The chewing texture starts out feeling chewy, with some initial chewing resistance, but seems to break down without any laborious effort. It takes on a meaty feel, and once chewed down to a soft mass, it feels very steak-like, comparable to one cooked medium-well.
I do see bits and streaks of fat on these strips, which do contribute some additional flavor. I also encountered a fair amount of unchewable tissues, mostly as stringiness that matted down into unchewable wads.
In terms of clean eating, my fingers pick up some bits of seasoning, but otherwise relatively clean.
Snatch Jerky sells this Orange Teriyaki jerky from its website at a price of $5.95 for a 3oz package. They also sell a 5-pack variety bundle for $29.75 with shipping of $5.95 to Southern California. That works out to a price of $2.38 per ounce.

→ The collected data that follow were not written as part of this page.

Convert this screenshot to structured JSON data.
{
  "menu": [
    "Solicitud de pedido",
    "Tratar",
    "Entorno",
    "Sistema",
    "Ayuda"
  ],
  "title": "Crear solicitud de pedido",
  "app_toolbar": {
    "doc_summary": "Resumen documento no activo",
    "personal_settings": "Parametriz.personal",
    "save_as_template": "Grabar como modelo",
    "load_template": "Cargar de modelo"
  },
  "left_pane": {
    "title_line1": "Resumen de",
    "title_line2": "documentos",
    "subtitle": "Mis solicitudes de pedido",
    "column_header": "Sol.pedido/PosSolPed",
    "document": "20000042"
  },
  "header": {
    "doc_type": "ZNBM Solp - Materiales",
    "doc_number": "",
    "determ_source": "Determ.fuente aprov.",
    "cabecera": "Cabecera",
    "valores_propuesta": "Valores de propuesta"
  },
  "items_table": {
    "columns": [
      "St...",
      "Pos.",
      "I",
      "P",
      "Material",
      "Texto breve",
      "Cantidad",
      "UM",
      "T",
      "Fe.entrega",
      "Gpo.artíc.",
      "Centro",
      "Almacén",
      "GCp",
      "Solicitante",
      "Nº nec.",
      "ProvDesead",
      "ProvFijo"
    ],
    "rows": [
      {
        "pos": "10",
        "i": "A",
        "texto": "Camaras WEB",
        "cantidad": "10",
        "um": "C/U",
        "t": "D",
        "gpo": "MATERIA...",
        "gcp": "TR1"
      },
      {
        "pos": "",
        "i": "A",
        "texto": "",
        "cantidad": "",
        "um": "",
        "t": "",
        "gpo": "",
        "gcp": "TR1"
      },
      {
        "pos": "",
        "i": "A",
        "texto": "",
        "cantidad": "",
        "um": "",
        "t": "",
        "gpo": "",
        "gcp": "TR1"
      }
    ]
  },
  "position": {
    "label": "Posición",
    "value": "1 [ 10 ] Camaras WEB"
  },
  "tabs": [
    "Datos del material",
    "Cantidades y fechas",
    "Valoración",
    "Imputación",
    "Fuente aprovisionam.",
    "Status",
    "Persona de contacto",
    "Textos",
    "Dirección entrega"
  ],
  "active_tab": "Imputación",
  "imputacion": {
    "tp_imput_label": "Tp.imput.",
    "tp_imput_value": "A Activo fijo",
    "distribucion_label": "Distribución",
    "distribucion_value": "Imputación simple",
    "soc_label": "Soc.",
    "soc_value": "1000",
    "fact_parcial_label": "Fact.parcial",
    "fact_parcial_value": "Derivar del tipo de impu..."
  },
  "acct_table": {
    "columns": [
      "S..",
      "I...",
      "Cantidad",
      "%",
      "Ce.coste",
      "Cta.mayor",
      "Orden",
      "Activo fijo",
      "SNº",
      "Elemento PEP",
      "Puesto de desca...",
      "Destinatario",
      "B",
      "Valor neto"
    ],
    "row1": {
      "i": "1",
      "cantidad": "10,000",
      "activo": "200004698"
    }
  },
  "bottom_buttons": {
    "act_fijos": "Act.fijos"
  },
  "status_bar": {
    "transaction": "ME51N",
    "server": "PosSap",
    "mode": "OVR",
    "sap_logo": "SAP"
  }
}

For general jerky snacking purposes, at the $2.38 per ounce price, it's a decent value. I'm getting a good snackability for an overall good flavor, good chewing texture, and decent meat consistency. Compared to major brands of jerky found in stores, it has a better flavor, though at a similar to slightly higher price.
As an "Orange Teriyaki" beef jerky, at the same $2.38 per ounce price, it's a weak value. I don't really get any orange flavor aside from a faint fruitiness, however, I did get a well-noticed teriyaki flavor, much like in the authentic Japanese-style.
This Orange Teriyaki variety from Snatch Jerky offers up an authentic, Japanese-style teriyaki marinade with a touch more vinegar than with other brands of teriyaki jerky, a light tanginess and a touch of fruitiness.
I didn't, however, taste any orange flavor, which is a disappointment because I really felt that orange would make a great compliment to teriyaki. There's a light zest in this jerky that might make one think that it comes from orange peel, but I feel confident that it's actually the vinegar.
I found the chewing relatively easy, though it has some moments where the jaw muscles need to tap into a little more energy. But overall, the beef brisket style cut offers a good chewing texture.